Trade-offs similares são próprias do processo de escolha de inovações. Muitas empresa adotam modelos de phase-gate bastante estruturados para gerenciar métodos de inovação. Esse jeito de trabalhar favorece a previsibilidade e disciplina em tarefas que podem estar bem desorganizadas. Outros dizem que enfraquece a criatividade. Ambos estão certos, cada um serve para diferentes tipos de projetos. A primeira abordagem é mais indicada para inovações que envolvem tecnologias conhecidas para um mercado familiar.

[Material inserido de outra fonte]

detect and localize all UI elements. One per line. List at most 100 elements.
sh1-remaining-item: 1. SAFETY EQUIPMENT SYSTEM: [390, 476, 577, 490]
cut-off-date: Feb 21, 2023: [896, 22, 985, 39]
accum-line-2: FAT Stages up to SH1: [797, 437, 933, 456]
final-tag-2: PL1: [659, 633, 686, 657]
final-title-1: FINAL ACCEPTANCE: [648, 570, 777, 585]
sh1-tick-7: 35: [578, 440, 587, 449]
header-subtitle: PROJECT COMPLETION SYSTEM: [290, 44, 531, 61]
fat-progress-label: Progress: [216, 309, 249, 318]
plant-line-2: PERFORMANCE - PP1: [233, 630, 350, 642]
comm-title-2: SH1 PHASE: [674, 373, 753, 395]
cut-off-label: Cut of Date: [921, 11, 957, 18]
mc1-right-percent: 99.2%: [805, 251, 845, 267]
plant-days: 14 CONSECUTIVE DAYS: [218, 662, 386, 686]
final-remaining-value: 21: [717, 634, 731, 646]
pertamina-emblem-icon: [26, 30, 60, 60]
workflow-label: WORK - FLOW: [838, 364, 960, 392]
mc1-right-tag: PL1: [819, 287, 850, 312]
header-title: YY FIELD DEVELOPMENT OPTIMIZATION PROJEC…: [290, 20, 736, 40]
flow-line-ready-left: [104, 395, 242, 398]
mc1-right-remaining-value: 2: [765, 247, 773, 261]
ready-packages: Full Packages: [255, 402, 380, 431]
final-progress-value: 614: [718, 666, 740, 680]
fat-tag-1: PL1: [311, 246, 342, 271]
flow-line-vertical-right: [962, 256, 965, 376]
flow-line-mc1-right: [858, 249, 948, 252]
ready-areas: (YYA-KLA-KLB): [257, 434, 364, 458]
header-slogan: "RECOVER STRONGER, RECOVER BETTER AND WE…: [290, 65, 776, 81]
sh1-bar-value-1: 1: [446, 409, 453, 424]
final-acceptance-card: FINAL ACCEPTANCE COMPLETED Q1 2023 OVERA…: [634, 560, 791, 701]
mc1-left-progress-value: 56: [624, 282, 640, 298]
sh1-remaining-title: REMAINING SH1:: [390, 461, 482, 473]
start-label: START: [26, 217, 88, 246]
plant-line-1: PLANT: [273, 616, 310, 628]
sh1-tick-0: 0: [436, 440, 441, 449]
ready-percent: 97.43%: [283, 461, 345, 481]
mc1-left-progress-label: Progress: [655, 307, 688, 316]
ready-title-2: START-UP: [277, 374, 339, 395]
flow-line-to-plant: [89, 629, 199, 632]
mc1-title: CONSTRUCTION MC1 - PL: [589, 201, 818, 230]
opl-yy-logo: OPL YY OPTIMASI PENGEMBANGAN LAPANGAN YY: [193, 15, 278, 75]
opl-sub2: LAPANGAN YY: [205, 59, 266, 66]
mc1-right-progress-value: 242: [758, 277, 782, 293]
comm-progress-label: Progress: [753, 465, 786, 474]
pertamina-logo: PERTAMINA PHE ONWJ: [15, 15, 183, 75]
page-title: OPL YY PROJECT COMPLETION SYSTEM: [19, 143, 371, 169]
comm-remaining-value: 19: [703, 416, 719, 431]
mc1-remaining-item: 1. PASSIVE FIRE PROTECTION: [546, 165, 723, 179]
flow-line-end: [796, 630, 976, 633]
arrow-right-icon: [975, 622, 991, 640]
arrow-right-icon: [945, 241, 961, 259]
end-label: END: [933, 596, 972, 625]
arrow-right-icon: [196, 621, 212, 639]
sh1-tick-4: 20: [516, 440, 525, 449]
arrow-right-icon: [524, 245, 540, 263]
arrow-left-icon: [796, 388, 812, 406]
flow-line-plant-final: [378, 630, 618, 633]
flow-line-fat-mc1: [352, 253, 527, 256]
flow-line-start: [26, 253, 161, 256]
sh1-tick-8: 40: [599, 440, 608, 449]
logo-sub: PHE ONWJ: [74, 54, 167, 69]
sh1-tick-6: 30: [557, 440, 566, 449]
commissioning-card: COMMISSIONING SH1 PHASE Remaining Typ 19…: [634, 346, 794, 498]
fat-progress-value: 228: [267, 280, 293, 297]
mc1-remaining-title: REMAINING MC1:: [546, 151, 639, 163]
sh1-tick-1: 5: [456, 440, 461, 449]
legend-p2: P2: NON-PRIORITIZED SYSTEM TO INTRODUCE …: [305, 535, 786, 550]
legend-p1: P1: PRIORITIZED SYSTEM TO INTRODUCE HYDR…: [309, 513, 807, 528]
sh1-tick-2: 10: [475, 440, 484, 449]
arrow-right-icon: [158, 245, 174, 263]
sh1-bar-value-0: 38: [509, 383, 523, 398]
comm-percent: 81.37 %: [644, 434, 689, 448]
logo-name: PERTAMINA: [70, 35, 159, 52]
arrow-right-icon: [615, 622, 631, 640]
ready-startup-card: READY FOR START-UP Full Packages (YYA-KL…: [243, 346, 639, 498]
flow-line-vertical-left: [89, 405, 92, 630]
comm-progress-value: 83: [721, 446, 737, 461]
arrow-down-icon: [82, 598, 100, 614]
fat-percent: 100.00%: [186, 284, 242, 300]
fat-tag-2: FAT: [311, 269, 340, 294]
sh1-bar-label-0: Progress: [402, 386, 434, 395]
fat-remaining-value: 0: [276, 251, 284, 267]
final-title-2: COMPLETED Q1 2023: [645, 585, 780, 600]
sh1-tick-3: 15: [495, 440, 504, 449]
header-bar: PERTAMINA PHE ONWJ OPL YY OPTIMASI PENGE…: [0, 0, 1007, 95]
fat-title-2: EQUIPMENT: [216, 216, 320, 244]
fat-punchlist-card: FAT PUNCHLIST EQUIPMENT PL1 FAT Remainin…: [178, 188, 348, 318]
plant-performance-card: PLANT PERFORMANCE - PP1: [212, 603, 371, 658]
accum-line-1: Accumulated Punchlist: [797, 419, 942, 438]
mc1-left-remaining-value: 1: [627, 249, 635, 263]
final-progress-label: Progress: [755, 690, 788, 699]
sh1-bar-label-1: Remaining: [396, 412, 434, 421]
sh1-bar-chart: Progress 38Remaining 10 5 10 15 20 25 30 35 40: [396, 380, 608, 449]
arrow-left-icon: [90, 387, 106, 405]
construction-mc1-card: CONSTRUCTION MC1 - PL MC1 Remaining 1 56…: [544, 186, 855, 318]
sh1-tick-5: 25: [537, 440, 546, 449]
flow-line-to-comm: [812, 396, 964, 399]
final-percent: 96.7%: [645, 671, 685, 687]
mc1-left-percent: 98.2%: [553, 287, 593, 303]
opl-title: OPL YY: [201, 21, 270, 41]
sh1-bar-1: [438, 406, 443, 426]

Clareza sobre quais trade-offs são melhores para a empresa como um todo é extremamente útil para superar as barreiras do tipo de inovação que as transformações organizacionais muitas vezes exigem. Discernimento sobre trade-offs e prioridades é o primeiro passo importante para mobilizar a organização em torno de uma iniciativa de inovação.

Desenvolver a capacidade de inovar começa com uma tática. E então, de quem é o trabalho de definir a estratégia? Dos líderes mais competentes da organização. O processo de criar algo novo atravessa todas as funções. Os profissionais seniores são mais indicados para orquestrar um sistema tão complexo e fazer as melhores escolhas para toda empresa.

O desafio final para líderes seniores é reconhecer que é preciso desenvolver estratégias de inovação. Táticas representam hipóteses, que serão testadas de acordo com o mercado, as tecnologias, os regulamentos e os concorrentes. Assim com os projetos de produtos, as estratégias de inovação também devem evoluir para se manter à frente. E da mesma maneira que o processo de criar coisas novas, uma tática original envolve contínua experimentação, aprendizado e adaptação.